UKIP scare tactics

I was disturbed to see a couple of days ago that UKIP have upped their anti-EU propaganda campaign and are now sending direct-mail letters, packed with frightening myths, to British small businesses in a thinly-veiled attempt to scare them into switching their vote in the upcoming election.

This bizarre letter, sent to MOT testing centres and garages and forwarded to me by a colleague, is so full of nonsense it’s hard to know where to start. Setting aside the usual rubbish about 75% of our laws coming from Brussels (as Nigel Farage himself has now admitted, this figure is nothing more than UKIP’s guess, and the real figure is much, much lower), its main claim is that the EU is going to ban garages from repairing cars that fail their MOT.

This is, of course, completely untrue, as Mark English of the European Commission’s UK office confirmed in a letter to the Daily Mail last autumn (not available online):

Contrary to Mr Tony Smith of UKIP’s assertions (EU fails the MoT, letters, 9 October 2013), the European Commission is not proposing — and neither is the European Parliament — to prohibit authorised workshops from carrying out MOTs.  So people will still, if they choose, be able to get both their MOT and any necessary repairs done at the same garage.

The practice is common in several EU countries.

Neither is there an EU proposal that British MOTs should fall due based on mileage, rather than time. There will be no change to the annual test unless the UK decides to impose additional tests for vehicles with high mileage, i.e. more than 160,000km.

Having an EU framework for roadworthiness testing ensures standards Europe-wide are high — as they are in the UK — and helps ensure unfit cars from abroad are not driving on UK roads or endangering British motorists in Europe.

In other words, the truth of the matter is exactly the opposite of what UKIP are trying to claim. There will be no change at all to the current UK MOT arrangements (unless the UK chooses to make a change, of course), and the effect of the new proposals would simply be to bring other countries up to our already-high standards, something that can only possibly be of benefit to Britain.
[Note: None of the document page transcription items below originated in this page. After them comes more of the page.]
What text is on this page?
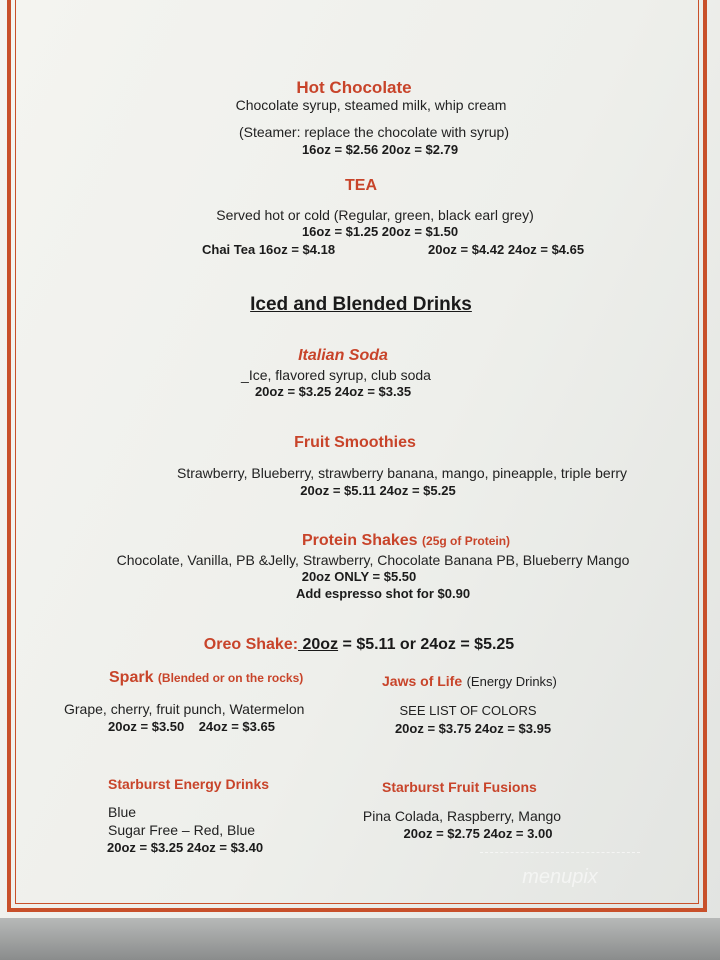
Hot Chocolate
Chocolate syrup, steamed milk, whip cream
(Steamer: replace the chocolate with syrup)
16oz = $2.56 20oz = $2.79
TEA
Served hot or cold (Regular, green, black earl grey)
16oz = $1.25 20oz = $1.50
Chai Tea 16oz = $4.18	20oz = $4.42 24oz = $4.65
Iced and Blended Drinks
Italian Soda
_Ice, flavored syrup, club soda
20oz = $3.25 24oz = $3.35
Fruit Smoothies
Strawberry, Blueberry, strawberry banana, mango, pineapple, triple berry
20oz = $5.11 24oz = $5.25
Protein Shakes (25g of Protein)
Chocolate, Vanilla, PB &Jelly, Strawberry, Chocolate Banana PB, Blueberry Mango
20oz ONLY = $5.50
Add espresso shot for $0.90
Oreo Shake: 20oz = $5.11 or 24oz = $5.25
Spark (Blended or on the rocks)
Grape, cherry, fruit punch, Watermelon
20oz = $3.50    24oz = $3.65
Jaws of Life (Energy Drinks)
SEE LIST OF COLORS
20oz = $3.75 24oz = $3.95
Starburst Energy Drinks
Blue
Sugar Free – Red, Blue
20oz = $3.25 24oz = $3.40
Starburst Fruit Fusions
Pina Colada, Raspberry, Mango
20oz = $2.75 24oz = 3.00
menupix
Nigel Farage thinks that writing directly to business owners sidesteps the risk of having his myths exposed. Thankfully, we know that British businesses are rarely fooled by this kind of ruse – which is why they are so strongly supportive of the UK’s place in the EU:

Update: It turns out that the Independent Garage Association has got involved in the dispute at the request of its members, and has told UKIP in no uncertain terms that they’re wrong.